Gimme an E! Gimmie a K! Gimmie a G!

I got a really nice email from a doctor today! He’s an Electrophysiologist, a doctor trained in finding and combating abnormal heart rhythms. He had some nice comments about the Funky Heart blog (Thanks, doc!) and he also commented on this EKG strip. If it doesn’t look familiar, it is a strip generated when the artificial pacemaker is working but the heart isn’t responding. The most common cause is  a fractured (broken) pacer wire; more than likely, this patient will be back in the Operating Room soon.

The best way to learn what an EKG strip is supposed to look like is to study them, of course. Some heart defects can be detected by EKG readings – but how do you learn what those strips look like? You study them, of course… but there are 35 different heart defects, and variations of each. How do you study the EKGs of the more obscure combinations?

The trick isn’t memorization – no one is going to hold up a series of EKG flash cards and expect you to say “Coarctation! Hypoplastic Left Heart! PDA! Tricuspid…no… I don’t know that one! Maybe it’s Dry Rot!”

The EKG tracing is usually drawn on graph paper, and that grid is very important – the paper moves through the machine at a pre-determined rate and each grid is a measurement of time. Each section of a heartbeat – normal hearts beat in a certain sequence, which can be detected – is labeled and the distance (time) between segments is important. You just don’t glance at an EKG strip and see if it “looks right” – its an exacting science.

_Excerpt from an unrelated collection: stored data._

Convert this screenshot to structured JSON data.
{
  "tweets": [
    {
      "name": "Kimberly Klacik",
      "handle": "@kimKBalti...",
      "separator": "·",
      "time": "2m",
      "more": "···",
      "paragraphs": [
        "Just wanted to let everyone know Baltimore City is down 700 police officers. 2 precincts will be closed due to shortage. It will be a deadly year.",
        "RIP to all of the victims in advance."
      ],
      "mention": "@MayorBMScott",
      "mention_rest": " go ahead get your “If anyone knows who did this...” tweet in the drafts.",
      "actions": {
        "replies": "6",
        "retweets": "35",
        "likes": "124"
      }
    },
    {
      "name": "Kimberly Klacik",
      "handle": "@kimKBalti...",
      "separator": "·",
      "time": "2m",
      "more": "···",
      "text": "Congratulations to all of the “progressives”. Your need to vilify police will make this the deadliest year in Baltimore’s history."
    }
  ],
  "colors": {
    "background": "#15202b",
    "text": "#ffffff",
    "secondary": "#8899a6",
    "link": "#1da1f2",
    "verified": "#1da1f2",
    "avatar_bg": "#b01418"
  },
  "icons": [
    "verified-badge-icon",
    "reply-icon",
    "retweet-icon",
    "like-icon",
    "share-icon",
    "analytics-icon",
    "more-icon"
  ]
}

The first segment that the doctors look for is the P Wave. This little “hump” is the electrical activity created when the natural pacemaker inside the Atrium activates.  Reading the P wave can tell you if an Atrium is enlarged.

The large “spike” in the middle is the QRS complex, when the ventricles begin to function. This one is pretty important: You can detect several different things by timing the QRS complex, especially trouble in the heart’s electrical conduction system.

And the last segment is the T wave, when the Ventricles begin to recover from their pumping and “reset” for the next heartbeat. And not only is the P – QRS – T pattern important, experts can find problems based on the amount of time between certain actions in the heart. So even though the pattern looks good to the untrained eye, there are still plenty of opportunities for a potential problem to show up – and hopefully be corrected.

If you know how to read it, each section of the EKG graph tells you a story.